Tuesday, April 24, 2007

A most torrid affair. Or something like that.

The following story has absolutely nothing to do with me. It's about a totally fictional character. But I'm going to tell it in third person just so it flows more naturally. Ok whatever I'm totally lying. This story is 100% from me, about me, starring me, etc. etc. It's my damn story. And it breaks all of my rules as it's completley linked to my personal life and furthermore, it casts me in a terribly negative light by association. But the thing is, it's so utterly ridiculous, I just can't help it. In fact, it happened a week ago, and I have told it in bits and pieces to friends since then, but it was not until tonight w/ Stu, the V, and Aly v. fine that I at last told it in full detail, to the bitter end, and it just felt so good, that I have to do it again.

I guess I have to start at the beginning right? Well I don't really. I mean really I can do whatever the f I want. But it helps if i provide some context. Here u are: Months ago, I go to a bar. I meet a boy. He's hot. A little sketch, maybe, but he's hot, so whatever. Let's move forward several months. I still have motivation to text/call said hot guy. He' still sketch. In fact, he's fully useless. But again, still hot, and that's all that matters, no?

So this all terminates at last Tuesday night. I'm at dinner, receive a text, and I end up driving down to Redondo Beach. Do you know how taxing that is? He gives shitty directions so I get lost. If you know me you know that I HATE getting lost cuz it totally stresses me out, makes me feel stupid, and then I get all sweaty-palms nervous and freak and my blood pressure goes up. So getting lost in my opinion really is not even healthy. Keep that in mind. Oh for the record I gave up a perfectly good TNDC with my friendsies for this trip down south.

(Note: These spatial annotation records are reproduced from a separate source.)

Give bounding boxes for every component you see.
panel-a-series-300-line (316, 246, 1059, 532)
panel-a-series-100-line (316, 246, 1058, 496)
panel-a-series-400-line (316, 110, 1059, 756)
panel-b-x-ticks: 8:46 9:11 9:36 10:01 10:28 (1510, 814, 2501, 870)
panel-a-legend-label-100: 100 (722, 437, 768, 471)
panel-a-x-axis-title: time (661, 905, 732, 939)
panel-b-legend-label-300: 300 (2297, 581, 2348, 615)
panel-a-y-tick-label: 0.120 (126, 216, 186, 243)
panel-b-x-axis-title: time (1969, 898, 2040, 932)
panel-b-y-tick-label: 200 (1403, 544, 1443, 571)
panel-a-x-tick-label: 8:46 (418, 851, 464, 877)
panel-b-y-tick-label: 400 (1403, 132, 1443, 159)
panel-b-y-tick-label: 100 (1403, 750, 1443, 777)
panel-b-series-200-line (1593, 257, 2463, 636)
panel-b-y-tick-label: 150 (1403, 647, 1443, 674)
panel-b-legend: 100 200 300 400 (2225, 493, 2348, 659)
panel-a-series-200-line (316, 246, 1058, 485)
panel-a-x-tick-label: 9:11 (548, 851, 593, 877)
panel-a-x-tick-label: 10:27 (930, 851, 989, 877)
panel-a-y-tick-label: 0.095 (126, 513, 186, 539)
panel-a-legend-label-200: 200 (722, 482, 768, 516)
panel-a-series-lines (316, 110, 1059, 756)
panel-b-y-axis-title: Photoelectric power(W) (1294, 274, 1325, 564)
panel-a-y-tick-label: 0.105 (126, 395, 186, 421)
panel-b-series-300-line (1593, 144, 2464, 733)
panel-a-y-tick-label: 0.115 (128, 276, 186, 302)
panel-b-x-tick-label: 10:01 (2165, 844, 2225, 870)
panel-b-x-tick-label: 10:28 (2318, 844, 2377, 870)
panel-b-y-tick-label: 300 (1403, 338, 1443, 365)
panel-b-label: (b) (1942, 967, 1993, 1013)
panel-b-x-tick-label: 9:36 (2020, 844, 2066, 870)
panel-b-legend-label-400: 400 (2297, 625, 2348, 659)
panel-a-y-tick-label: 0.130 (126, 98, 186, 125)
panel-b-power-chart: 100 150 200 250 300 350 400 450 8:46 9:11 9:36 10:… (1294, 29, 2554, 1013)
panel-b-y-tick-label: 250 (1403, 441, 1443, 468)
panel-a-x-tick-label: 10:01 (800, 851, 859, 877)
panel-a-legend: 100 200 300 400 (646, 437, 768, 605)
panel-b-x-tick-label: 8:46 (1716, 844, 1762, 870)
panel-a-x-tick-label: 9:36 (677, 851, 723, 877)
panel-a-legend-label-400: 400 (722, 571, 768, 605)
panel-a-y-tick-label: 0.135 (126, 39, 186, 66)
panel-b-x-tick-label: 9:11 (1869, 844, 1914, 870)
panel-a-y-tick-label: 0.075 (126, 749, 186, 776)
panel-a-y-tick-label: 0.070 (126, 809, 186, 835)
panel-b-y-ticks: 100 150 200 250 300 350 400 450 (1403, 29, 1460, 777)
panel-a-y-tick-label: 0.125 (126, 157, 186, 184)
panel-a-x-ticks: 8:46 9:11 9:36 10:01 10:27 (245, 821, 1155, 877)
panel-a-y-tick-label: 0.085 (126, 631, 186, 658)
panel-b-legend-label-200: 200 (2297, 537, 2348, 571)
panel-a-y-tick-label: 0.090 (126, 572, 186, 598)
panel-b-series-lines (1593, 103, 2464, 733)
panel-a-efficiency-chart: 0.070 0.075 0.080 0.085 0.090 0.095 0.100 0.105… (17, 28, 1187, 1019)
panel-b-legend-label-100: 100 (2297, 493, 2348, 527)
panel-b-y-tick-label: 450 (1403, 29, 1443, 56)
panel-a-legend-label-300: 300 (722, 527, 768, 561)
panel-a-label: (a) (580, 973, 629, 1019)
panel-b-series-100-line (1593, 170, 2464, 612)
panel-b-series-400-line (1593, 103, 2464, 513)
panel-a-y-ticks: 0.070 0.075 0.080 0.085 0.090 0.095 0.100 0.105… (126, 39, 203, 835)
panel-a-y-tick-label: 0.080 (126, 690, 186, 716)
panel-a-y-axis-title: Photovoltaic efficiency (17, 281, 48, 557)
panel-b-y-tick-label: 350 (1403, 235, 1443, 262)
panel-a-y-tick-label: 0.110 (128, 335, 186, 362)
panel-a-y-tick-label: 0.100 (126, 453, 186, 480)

Anyway, I eventually arrive at said guy's house. It's a shit hole. No wait, it's just a hole. But if I took a shit in it, it would then be a shit hole. I am almost afraid of parking in the lot, and I think my face looks like I just smelled a pile of vomit as I climb the stairs. The house is frat house from hell. It smells. I don't do smelly places, let alone places with empty vodka bottles hanging out on the random ass ping-pong table surfaces. I guess this is kid's friends house where kid is living temporarily.

After my tour, which includes more smelly places and stinky things including a bedroom that needs to be disinfected for a year solid until it's fit to live in and said kid's "bed" which I shit you not is a giant bean bag chair, I collapse...on said bean bag chair. What really do I say? I have driven myself to this place voluntarily. So I begin my line of questioning. This kid lives with an older couple in a house that is actually quite nice. Why no more? B/c the couple had a baby and he wanted to give them privacy. That was 1+ months ago. So you're still here why? Are you like one of those Christians who wears the shirts made out of hair and you're killing yourself softly in repentance for the sins you've committed? B/c living in this house has to be the equivalent.

So let me give you more vital stats on this kid:
--He live in this shithole temporarily b/c his normal house is rented from...his boss.
--He lives with...his boss.
--He wants to quit his job...so living w/ boss is awkward.
--His job is...I don't really know. Something to do with soccer. And leagues.
--He's in school part time.
--He's in...college...working on his bachelor's...at age 26.
--He's in...junior college. At age 26.
--He has no job prospects.
--He has no car.
--Because it's at his grandmother.
--Because she paid it out of impoundment after his DUI.

And here I sit. On a beanbag chair. With a 26 year old fairly unemployable jr. college non-grad who really has no house, and no car.

I look at myself. I'm in Michael Kors heels. I'm freshly manicured. I have been employed for over 5 months even though I have yet to graduate...from grad school. And I'm dying to hook up, with, this guy?

Thing is, this is only the cake. The icing comes when after some odd behavior prompts me to inquire if he has a girlfriend. Five minutes of prodding and it comes out that he has something. Not exactly a girlfriend, but a something.

So again. I'm here 20+ miles from home at 1am on a beanbag chair with a 26 year old unemployable jr. college non-grad who has no house and no car. Oh wait! He does have a girlfriend though. So at least he's got that going for him. It just doesn't so much go for me. So I did what I had to do and after a brief stare down I removed myself from the beanbag chair, and the scary house, and headed for greener and less stinky pastures. That is where the story ends.

Ok then. So...maybe...I sound rather like a snotty bitch in this entry. And for that I cross myself, and I'm not even Christian so I don't even cross myself but I'm doing it metaphorically b/c we Jews don't really have an equivalent. We do fast one day a year though. And I feel a liiiiiiiiiiitle bad for this excessive snarkiness, but, yo, dude had a girlfriend.